Marty Kropelnicki: Too early to tell. I mean, the hardest thing about PD is kind of sellers’ expectations, what we’re willing to pay. And we tend to be kind of a value slanted acquirer. Certainly, inflation starts changing those calculations. And when you run net present value calculations or future value calculations, a change in interest rate can potentially have an effect. I think the thing that’s going to be more interesting to watch, frankly, is as the stricter regulations come out about PFOA and PFOS and water quality changes and these small systems don’t have the adequate operating capital to make the investments to meet those standards, what do they do? And that may be a large catalyst to get some of these smaller systems to break off ultimately get acquired.
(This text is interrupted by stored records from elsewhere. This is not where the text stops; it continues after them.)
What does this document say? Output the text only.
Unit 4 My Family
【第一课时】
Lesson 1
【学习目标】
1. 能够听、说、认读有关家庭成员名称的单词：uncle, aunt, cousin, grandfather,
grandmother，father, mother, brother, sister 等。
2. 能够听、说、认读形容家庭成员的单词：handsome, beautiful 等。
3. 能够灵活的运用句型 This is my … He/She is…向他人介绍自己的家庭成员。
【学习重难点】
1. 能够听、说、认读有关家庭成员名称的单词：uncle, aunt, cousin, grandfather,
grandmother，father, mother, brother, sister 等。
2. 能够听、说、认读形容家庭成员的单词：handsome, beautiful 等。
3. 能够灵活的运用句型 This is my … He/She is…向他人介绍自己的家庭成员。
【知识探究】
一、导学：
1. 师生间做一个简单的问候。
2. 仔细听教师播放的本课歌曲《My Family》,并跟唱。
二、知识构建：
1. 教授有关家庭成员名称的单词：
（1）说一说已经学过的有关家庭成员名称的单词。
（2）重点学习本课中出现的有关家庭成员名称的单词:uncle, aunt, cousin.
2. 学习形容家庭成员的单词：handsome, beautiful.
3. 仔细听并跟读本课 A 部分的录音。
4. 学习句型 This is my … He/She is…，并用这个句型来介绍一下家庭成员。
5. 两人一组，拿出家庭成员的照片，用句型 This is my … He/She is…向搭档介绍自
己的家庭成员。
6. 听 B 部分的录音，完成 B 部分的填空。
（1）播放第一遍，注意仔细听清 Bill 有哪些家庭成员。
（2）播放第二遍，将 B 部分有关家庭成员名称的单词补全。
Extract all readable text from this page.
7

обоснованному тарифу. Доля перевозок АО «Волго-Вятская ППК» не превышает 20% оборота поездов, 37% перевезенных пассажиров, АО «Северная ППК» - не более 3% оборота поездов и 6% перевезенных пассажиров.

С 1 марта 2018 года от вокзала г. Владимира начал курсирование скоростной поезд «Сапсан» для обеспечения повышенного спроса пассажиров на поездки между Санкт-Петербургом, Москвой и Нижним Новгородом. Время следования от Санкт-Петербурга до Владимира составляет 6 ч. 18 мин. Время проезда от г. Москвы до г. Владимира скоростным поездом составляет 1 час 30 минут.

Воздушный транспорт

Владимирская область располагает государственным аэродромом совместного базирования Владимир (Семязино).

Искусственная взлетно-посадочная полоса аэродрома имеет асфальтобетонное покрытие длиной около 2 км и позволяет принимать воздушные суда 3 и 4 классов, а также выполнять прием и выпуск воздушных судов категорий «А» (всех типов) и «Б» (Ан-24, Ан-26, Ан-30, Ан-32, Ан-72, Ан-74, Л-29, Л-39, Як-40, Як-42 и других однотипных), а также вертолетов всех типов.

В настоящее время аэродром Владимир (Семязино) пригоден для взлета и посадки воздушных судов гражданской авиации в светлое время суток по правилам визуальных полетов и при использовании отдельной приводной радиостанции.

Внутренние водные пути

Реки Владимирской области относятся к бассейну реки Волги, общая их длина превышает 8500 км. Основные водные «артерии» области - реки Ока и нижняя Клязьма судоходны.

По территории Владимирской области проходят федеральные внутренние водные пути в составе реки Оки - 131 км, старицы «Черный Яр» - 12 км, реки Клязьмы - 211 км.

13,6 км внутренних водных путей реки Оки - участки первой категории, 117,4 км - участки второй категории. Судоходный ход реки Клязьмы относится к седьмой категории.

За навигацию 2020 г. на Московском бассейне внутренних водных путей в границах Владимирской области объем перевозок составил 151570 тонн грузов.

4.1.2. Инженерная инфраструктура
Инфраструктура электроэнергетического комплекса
I would say that it slowed down a little bit, but certainly, we’re still seeing things come to the pipeline, and we’ve got a number of deals that we’re closing and integrating. And as those come to fruition, we’ll continue to disclose those on Page 14, we’ve been putting in the deck every quarter just to share where we are with everything. We’ll continue to update those as we move forward throughout 2023.

Tom Smegal: Davis, let me add one more thing about the nexus between business development and regulatory, which I think is interesting, is that you’ll see in the Q that we’re preparing to file or I think have just filed a Washington Water Company General Rate Case. That is tied into the acquisition that we made a couple of years ago, the Rainier View Water Company. And so a lot of when you initially buy these systems, they need to help in terms of new capital, as Marty mentioned, improvements in water quality, et cetera. And so we’re seeing the second leg of that is being able to go into the rate making process. And we’ve been treated very fairly by those commissions as far as the rate increases go, most of those are outside of California, and so we don’t see the regulatory lag that we have.

But I know we have a number of new systems to us in Hawaii that we’ve acquired over the last three or four years, and we’re certainly starting to endeavor to go into the rate-making process there in both Hawaii, Washington, New Mexico and now even in Texas with the ratemaking process, we’ve seen fairly favorable results from those commissions.

Davis Sunderland: That’s very helpful. Thanks guys. I’ll pass it on.

Tom Smegal: Thank you.

Operator: There are no further questions at this time. I’d turn the call back over to our presenters.

Marty Kropelnicki: April, thank you. Everyone, thank you for taking time to be here today. As I mentioned, there’s a lot of moving parts here. If you have any questions, please feel free to reach out to us, and Tom and I will be available to answer any questions that you want to ask. Until then, be safe, and we look forward to seeing everyone at the end of July on our second quarter conference call. Thank you very much.

Operator: Today’s conference call, you may now disconnect.